CAAS
Information Retrieval Systems (IRS) aim at retrieving information that meet a user’s need expressed in a query. Retrieving relevant information to a query implies a two step process: off line, the system indexes documents, generally using a bag of words representation; online, the system computes the similarity between the user’s query and the document representations (indexing terms) to retrieve the most similar documents. Current IRS, e.g. search engines on the web are general search tools implementing the same mechanisms and the same methods of data processing and matching, whatever the context of the search, the user, the type of information needs, or information usage are.
The assumption of the project CAAS is that context could improve the performances of the IRS, explicating certain elements of the information retrieval.

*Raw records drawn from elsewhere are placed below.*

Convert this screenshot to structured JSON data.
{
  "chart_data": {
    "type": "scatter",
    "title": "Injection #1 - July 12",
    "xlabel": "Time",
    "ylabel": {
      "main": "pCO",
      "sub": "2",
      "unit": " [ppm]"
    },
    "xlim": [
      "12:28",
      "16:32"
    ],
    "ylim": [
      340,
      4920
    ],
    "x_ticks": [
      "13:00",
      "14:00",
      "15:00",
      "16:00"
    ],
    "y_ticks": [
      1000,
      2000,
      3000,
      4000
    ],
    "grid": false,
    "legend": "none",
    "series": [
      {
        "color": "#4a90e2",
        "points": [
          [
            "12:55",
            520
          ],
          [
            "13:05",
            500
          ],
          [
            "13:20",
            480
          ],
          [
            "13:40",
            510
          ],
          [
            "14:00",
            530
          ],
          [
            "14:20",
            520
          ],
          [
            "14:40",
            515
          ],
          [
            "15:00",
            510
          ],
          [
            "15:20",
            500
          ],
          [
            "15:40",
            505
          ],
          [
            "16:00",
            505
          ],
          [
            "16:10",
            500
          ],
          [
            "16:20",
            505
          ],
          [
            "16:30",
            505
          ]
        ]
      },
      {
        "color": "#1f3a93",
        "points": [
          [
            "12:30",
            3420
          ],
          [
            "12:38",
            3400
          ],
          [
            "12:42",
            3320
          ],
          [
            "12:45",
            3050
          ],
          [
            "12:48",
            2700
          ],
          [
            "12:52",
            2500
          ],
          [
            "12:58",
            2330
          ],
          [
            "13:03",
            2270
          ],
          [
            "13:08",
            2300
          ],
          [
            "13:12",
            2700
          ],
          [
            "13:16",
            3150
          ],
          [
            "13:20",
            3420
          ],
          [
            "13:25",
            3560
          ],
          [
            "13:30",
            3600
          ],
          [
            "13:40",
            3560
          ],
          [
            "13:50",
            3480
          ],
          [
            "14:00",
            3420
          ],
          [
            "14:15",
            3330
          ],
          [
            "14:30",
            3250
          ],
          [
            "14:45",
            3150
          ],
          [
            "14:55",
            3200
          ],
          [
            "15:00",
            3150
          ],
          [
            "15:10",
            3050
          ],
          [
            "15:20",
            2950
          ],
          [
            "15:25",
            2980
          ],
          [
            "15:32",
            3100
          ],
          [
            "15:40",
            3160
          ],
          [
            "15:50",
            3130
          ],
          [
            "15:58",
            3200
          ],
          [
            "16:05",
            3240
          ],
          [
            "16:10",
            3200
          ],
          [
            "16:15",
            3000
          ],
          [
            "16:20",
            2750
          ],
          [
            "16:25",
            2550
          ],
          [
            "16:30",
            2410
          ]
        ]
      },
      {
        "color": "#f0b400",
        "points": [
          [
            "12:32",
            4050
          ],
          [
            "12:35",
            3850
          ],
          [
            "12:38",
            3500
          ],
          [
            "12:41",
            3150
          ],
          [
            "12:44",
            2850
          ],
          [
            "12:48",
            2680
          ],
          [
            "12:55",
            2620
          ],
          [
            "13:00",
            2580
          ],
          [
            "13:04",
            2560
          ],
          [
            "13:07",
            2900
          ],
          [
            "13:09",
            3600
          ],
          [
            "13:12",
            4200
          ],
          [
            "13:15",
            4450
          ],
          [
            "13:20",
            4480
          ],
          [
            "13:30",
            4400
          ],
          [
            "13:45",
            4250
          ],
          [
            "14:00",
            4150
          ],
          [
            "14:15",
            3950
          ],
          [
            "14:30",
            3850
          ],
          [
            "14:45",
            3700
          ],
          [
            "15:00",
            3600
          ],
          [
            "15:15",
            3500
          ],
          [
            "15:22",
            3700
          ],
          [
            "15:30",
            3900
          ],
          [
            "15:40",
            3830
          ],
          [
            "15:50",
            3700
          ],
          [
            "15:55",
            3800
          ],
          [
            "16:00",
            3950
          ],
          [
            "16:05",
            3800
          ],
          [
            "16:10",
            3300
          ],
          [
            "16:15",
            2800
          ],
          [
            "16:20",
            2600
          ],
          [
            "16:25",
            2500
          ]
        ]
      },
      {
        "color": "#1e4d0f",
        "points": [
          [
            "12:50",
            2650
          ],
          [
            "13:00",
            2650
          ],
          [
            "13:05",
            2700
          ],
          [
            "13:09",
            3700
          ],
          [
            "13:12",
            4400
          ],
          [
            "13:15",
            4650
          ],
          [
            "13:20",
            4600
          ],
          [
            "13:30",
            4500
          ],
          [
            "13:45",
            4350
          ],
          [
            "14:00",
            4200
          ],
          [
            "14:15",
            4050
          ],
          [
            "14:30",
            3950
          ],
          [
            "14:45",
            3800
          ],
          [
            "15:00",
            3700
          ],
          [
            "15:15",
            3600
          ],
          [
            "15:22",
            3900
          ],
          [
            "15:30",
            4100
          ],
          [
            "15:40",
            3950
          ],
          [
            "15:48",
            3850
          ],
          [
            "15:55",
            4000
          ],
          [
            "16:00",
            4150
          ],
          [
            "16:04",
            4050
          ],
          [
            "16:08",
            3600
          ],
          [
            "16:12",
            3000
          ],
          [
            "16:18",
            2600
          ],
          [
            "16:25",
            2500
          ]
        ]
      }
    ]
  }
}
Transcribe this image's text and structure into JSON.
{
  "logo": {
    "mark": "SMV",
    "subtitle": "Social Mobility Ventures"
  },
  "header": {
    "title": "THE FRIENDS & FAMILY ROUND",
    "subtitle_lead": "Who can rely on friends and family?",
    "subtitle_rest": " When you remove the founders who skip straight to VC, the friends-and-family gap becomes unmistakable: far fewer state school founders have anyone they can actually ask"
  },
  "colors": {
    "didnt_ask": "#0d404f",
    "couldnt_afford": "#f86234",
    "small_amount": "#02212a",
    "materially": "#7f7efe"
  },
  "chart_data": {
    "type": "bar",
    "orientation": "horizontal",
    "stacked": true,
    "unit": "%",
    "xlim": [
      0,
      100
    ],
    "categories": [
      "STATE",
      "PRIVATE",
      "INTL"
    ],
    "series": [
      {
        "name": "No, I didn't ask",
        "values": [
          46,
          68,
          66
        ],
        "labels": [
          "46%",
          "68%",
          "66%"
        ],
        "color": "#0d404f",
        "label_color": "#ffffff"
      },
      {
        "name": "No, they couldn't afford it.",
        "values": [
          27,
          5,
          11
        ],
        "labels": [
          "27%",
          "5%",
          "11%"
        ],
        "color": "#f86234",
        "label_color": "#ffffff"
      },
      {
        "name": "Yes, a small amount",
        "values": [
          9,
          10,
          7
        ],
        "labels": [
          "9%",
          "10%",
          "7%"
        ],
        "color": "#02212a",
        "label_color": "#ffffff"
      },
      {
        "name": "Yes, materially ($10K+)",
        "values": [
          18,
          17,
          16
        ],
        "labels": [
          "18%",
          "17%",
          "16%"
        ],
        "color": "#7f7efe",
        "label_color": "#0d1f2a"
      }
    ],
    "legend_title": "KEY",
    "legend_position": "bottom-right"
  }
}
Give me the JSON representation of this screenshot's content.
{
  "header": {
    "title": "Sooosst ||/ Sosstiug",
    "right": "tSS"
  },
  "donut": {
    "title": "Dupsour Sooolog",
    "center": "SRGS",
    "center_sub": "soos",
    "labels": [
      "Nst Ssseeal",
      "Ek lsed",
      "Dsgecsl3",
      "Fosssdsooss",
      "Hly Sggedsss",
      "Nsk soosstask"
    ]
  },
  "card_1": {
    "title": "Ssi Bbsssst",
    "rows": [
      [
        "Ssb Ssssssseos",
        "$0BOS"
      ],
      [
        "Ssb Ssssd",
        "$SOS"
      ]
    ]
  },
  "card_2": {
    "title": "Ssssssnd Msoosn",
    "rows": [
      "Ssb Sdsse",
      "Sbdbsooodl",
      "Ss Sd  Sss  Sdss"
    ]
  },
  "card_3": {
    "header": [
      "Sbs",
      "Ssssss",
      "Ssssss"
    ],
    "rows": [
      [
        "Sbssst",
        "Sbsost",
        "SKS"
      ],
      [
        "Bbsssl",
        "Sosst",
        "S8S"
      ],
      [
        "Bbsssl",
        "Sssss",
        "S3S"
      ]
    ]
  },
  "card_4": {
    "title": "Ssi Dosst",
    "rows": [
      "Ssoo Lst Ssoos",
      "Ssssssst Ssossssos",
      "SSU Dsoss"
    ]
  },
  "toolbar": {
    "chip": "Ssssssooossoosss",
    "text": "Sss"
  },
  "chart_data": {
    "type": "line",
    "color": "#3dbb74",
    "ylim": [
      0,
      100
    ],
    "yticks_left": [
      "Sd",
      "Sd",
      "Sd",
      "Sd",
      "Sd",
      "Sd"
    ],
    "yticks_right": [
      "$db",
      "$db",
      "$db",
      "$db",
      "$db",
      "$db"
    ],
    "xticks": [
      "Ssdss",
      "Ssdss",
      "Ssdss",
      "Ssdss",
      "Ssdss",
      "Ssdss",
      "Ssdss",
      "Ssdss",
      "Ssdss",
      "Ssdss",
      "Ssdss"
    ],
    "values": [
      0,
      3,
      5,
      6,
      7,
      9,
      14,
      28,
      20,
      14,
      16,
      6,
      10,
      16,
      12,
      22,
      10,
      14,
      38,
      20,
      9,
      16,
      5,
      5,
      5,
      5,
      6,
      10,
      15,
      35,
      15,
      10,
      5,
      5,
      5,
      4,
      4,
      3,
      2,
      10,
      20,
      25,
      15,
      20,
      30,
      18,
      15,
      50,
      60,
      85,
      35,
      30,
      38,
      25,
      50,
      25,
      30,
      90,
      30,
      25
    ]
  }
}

The contextual aspect refers to tacit or explicit knowledge concerning the intentions of users, the environment of users and the system itself
The fundamental scientific issues that we can quote are:
- Control of the variety of the contexts: To raise this issue, we will have to define models making it possible to represent the various aspects of the context in IR. Recently, some of these aspects were approached within the framework of IR, but no model makes it possible to integrate all the context aspects. Research begins on the real representation of the context. Many study remains to make so that the community manages to propose a nomenclature of these various aspects. Effort must be continued to model each of these aspects. It is also a question of studying the variety of the treatments and their adequacy with the variety of the contexts.
- Training of the contexts: Modelling context is not an end in itself. The system must be able to have the intelligence to decide the most adequate technologies compared to a given context, i.e.: to adapt the methods of IR to the context
- Recognize a context: when a context comes across, the system has to detect it among the leant contexts in order to be able to decide which method it should apply.
To tackle these challenges, CAAS will consider the various aspects that may impact the IR process first as independently as possible, then considering the cross-effects. We will focus on the following contextual elements:
- the users’ expectation and users’ queries
- the documents
- the system components
For each of them, we will consider various collections and will qualify them (defining features and extracting these features), then we will analyse them deeply in the aim of extracting models and behaviour. Once each contextual element will be analysed, we will consider the cross effect. For example, one of the results could be that query reformulation using relevance feedback is useful when the query contains proper nouns.
We will consider both benchmark collections from international program and more realistic collections from companies.
The analysis and extraction of models is the core of the project. However, we also aim at developing modules from our findings. These modules will be integrated in IR platforms so that they could be re-used as components of complete IR systems. Because analysis and modelling is the core of the project, the partners are all academics. This do not means that companies are not considered: they will be implied in several ways: first we have contacted one major IR web search engine who will provide us with query logs; we also contacted smaller companies who also will provide us with query logs that we will use during the project. Companies will also be considered in the spreading results activities: we will contact different companies in order to show our finding and either will suggest customizing the developed modules for them or transferring the technologies. For example, one application is to suggest adds to be associated to users’ queries in a web site.
To tackle the challenges, the consortium is composed of two institutes in computer sciences, both specialists in IR, but with complementary skills. LIA (Laboratoire Informatique Avignon) works on Question Answering problems, while IRIT (Institut de Recherche en Informatique de Toulouse) is more specialists in Adhoc retrieval and detecting novelty. IRIT works in close relation with IMT (Institut de Mathématique de Toulouse) and for this project with the Statistique et Probabilité group. Even if IMT does not appear as a partner they will be working in this project. Indeed IRIT and IMT are partners in the Plan Pluri-Formation FREMIT which aims at developing collaborative work. CLLE (Cognition, Langues, Langage, Ergonomie) is partner of this project regarding their linguistic skills and past work in IR (Mothe and Tanguy, 2005) and natural language processing.